Collegiate travel has many factors to consider |

Excerpted from “Greg Hansen: ‘Mr. Football'” in the Montrose Press

A: From 1920 to 1964, Arizona took the train to football games in El Paso. Then the Wildcats flew to UTEP until the regular home-and-home series ended in 1977. This time, the Wildcats took a bus. (They’ll fly home in the wee hours Saturday morning.)

You may think it’s a cost containment issue, but there is no dedicated cost containment in college football. Not in the Power 5 conferences, or at Arizona, a school that has five full-time “analysts” on Rich Rodriguez’s staff.

 It’s more difficult than ever to book charter jets in both the college and NFL. ProFootballTalk recently reported that six NFL teams had their charter jet arrangements canceled in the last year, and 20 were scrambling to find available aircraft. To combat the lack of available charters, the New England Patriots bought two jumbo jets.

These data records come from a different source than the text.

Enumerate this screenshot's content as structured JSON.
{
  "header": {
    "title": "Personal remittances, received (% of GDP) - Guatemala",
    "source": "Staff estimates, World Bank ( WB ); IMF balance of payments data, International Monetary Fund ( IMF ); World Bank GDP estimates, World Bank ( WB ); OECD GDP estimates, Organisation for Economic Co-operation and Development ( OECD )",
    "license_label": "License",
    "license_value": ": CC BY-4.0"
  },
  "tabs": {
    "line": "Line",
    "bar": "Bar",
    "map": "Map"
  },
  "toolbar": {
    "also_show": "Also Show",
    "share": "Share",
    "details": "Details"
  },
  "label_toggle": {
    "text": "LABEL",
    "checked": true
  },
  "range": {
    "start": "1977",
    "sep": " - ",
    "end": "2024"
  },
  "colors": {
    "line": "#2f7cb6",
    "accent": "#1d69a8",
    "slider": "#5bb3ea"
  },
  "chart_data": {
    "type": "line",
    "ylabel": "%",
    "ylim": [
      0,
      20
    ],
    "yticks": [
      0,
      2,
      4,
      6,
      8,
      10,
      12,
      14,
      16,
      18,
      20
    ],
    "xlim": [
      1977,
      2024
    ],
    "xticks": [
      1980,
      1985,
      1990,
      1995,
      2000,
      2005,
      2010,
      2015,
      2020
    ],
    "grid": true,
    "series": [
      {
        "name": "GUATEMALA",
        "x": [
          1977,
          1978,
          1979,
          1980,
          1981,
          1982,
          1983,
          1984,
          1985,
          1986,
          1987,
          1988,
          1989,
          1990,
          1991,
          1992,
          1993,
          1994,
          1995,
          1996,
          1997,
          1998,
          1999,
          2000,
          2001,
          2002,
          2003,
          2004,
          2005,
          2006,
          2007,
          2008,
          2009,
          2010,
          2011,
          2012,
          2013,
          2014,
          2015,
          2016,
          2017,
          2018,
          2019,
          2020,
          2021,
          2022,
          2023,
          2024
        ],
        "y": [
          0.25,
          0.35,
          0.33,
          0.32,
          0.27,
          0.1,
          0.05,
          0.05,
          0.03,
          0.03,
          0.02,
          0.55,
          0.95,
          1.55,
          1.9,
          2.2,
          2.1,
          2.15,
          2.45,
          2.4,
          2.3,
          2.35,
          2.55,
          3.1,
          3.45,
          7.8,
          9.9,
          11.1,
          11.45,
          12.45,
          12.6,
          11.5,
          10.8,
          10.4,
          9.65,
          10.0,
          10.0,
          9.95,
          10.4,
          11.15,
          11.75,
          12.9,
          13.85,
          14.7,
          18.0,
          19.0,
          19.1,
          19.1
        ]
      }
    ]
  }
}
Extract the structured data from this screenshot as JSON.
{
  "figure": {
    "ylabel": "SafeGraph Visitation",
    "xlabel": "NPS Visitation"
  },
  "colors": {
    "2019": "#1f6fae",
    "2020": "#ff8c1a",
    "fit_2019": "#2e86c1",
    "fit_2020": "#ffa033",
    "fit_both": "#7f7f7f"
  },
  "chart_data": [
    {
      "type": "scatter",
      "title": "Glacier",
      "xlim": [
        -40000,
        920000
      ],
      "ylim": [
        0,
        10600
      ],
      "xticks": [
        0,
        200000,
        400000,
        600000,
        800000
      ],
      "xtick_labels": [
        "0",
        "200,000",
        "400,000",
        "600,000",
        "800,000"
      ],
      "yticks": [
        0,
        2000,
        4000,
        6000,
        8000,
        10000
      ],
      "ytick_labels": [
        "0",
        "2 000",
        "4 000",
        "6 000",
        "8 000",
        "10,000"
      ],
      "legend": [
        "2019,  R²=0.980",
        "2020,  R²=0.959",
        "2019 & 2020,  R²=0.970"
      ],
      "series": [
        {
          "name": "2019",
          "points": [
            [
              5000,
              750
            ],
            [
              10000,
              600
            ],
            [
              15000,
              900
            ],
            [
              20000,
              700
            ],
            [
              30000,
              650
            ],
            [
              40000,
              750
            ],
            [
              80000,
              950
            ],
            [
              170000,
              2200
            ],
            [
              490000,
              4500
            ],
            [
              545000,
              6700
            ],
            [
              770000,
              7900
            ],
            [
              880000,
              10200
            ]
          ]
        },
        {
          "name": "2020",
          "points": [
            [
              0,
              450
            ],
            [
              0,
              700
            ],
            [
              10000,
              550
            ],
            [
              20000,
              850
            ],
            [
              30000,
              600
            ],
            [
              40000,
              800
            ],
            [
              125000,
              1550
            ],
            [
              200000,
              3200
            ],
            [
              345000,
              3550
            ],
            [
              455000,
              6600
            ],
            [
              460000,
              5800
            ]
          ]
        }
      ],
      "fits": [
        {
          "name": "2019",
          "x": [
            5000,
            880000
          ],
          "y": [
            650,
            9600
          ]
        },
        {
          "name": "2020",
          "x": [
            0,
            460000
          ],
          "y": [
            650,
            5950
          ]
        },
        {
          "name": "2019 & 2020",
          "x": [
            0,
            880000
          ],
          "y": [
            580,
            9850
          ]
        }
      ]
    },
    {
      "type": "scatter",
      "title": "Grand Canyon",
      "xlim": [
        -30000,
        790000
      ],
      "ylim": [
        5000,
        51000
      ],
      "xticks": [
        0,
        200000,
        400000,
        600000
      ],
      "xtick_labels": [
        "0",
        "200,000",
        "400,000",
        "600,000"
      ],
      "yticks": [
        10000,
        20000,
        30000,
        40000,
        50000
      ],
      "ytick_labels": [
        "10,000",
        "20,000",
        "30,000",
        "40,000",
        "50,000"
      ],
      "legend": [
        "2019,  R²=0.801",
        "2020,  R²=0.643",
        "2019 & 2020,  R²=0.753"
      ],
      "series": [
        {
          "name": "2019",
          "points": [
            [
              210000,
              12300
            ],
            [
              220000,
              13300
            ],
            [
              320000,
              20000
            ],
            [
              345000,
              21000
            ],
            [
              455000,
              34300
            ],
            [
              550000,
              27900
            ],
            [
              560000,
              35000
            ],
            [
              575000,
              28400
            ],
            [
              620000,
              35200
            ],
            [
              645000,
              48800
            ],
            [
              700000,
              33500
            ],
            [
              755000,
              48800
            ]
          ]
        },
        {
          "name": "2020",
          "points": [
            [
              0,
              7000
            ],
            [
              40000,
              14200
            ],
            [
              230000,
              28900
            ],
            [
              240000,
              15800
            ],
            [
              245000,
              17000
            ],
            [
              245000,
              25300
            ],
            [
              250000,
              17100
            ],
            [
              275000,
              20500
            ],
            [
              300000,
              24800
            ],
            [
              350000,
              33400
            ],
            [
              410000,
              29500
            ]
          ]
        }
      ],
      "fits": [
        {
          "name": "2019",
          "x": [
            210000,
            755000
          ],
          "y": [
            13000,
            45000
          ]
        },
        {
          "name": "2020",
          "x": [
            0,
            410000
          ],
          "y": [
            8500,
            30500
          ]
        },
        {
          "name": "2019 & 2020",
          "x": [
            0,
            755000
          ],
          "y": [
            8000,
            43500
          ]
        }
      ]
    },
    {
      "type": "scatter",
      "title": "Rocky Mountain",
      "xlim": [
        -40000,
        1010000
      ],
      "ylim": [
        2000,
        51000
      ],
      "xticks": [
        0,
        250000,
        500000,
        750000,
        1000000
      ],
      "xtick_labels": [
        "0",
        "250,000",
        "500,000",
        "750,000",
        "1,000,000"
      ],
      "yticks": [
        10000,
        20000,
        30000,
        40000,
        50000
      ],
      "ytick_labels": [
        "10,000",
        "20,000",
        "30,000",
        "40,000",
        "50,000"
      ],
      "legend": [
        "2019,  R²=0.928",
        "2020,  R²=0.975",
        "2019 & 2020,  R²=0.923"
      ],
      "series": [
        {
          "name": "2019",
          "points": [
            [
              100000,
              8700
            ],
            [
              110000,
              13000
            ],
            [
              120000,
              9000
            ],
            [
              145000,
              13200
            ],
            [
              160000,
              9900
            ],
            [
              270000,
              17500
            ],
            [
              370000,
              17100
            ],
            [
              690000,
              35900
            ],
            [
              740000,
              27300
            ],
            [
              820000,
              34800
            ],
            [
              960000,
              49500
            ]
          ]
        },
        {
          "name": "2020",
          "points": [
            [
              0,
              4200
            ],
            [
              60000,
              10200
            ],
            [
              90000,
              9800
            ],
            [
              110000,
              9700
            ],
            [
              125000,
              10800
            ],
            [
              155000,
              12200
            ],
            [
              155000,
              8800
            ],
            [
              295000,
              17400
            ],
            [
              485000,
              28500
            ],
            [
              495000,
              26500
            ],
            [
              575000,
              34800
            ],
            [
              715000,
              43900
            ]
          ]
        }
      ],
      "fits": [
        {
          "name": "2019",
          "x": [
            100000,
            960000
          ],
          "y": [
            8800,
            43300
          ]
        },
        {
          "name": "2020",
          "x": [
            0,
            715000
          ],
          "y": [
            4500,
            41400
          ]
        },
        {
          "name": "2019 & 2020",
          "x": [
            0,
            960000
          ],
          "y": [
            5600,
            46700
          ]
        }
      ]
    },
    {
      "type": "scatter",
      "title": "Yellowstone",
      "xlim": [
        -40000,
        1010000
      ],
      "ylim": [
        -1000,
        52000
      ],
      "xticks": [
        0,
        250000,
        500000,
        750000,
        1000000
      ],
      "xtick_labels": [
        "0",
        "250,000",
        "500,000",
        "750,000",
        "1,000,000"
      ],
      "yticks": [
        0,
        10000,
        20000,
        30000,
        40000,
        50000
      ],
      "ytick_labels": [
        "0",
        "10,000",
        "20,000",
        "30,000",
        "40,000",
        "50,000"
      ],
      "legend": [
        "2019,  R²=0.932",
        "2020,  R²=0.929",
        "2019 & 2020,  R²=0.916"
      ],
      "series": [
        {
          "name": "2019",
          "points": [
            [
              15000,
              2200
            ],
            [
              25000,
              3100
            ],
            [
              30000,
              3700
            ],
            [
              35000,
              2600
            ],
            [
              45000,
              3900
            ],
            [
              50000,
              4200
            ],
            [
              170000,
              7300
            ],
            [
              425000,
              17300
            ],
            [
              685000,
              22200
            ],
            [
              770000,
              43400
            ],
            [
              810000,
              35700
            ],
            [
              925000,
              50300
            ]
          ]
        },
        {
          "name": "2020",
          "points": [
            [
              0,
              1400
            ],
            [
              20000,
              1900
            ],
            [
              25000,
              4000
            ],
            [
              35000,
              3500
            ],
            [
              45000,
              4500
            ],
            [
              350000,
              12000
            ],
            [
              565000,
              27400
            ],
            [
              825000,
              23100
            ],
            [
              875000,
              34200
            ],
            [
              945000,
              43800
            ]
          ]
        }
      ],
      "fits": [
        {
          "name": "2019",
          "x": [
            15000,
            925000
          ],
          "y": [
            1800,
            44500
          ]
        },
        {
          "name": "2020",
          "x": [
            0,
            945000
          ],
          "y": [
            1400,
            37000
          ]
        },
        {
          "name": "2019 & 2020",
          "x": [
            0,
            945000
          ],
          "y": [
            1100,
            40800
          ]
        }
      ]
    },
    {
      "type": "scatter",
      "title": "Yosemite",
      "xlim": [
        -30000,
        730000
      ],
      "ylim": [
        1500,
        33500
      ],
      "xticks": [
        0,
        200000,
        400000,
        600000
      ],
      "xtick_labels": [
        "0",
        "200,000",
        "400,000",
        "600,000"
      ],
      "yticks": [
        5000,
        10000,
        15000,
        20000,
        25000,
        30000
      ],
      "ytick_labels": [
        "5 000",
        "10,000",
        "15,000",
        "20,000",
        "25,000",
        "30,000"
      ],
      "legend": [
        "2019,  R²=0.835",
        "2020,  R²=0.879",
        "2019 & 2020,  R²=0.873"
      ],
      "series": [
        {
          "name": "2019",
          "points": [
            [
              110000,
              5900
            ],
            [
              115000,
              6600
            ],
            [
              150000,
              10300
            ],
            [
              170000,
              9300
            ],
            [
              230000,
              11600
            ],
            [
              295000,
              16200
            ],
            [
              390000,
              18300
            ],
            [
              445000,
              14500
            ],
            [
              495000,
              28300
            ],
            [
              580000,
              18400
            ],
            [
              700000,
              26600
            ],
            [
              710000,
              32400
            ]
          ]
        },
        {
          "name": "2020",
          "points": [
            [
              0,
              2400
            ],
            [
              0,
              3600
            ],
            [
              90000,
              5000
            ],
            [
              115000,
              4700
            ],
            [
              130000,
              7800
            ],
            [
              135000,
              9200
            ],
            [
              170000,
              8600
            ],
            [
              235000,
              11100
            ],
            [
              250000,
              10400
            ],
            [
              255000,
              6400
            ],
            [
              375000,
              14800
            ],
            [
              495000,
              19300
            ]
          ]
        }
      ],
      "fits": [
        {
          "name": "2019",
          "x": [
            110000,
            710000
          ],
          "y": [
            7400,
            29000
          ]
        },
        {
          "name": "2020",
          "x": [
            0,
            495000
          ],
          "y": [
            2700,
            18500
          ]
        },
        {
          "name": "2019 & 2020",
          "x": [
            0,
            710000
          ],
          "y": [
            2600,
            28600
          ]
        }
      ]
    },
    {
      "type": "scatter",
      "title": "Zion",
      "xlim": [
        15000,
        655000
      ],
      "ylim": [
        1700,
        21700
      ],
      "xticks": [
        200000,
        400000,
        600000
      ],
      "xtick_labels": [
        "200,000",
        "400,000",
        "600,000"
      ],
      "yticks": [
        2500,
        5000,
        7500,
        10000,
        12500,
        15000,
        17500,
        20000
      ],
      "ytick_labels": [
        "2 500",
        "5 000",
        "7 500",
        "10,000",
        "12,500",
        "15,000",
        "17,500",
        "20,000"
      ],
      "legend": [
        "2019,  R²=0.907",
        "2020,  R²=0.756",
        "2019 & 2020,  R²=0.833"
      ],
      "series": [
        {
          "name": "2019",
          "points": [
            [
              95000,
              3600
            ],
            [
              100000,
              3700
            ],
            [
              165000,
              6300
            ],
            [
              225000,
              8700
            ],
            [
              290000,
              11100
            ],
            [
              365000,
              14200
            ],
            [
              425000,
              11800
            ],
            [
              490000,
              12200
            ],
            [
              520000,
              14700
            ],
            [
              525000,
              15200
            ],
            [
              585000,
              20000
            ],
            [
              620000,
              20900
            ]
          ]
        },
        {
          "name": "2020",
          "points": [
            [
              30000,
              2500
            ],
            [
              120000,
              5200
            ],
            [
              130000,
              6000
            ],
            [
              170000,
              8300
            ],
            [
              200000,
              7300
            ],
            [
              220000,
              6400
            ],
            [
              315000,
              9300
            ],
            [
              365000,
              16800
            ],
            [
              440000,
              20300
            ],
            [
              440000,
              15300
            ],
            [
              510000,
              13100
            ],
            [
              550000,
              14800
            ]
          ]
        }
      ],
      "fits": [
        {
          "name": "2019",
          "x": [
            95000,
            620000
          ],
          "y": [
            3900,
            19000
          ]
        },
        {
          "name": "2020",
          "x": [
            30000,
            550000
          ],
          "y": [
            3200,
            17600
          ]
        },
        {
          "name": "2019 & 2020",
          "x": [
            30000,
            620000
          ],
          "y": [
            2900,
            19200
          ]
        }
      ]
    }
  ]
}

It can cost as much as $300,000 to charter a jet for a long football trip, and probably close to $175,000 to go to and from El Paso. The Wildcats stopped in the middle of nowhere — Lordsburg, New Mexico — for lunch Thursday. If you’ve ever stopped in Lordsburg, you know there is no place that can hustle up lunch for a traveling party of close to 150 people.

So the UA hired a Tucson firm, Sutter’s Catering, to meet them in Lordsburg for lunch.

The UA doesn’t spend money excessively on sports travel; last week, Arizona’s nationally ranked women’s golf team drove to a tournament in Albuquerque, as will the UA men’s golf team for an invitational in Albuquerque next week. Last April, Mike Candrea’s softball team took a bus to Las Cruces — 46 miles from El Paso — rather than fly.

Besides, by the time a football team goes to the airport, clears security, loads the plane and flies to El Paso, it would take about three or four hours. In that time, a bus from Tucson is almost to the Rio Grande.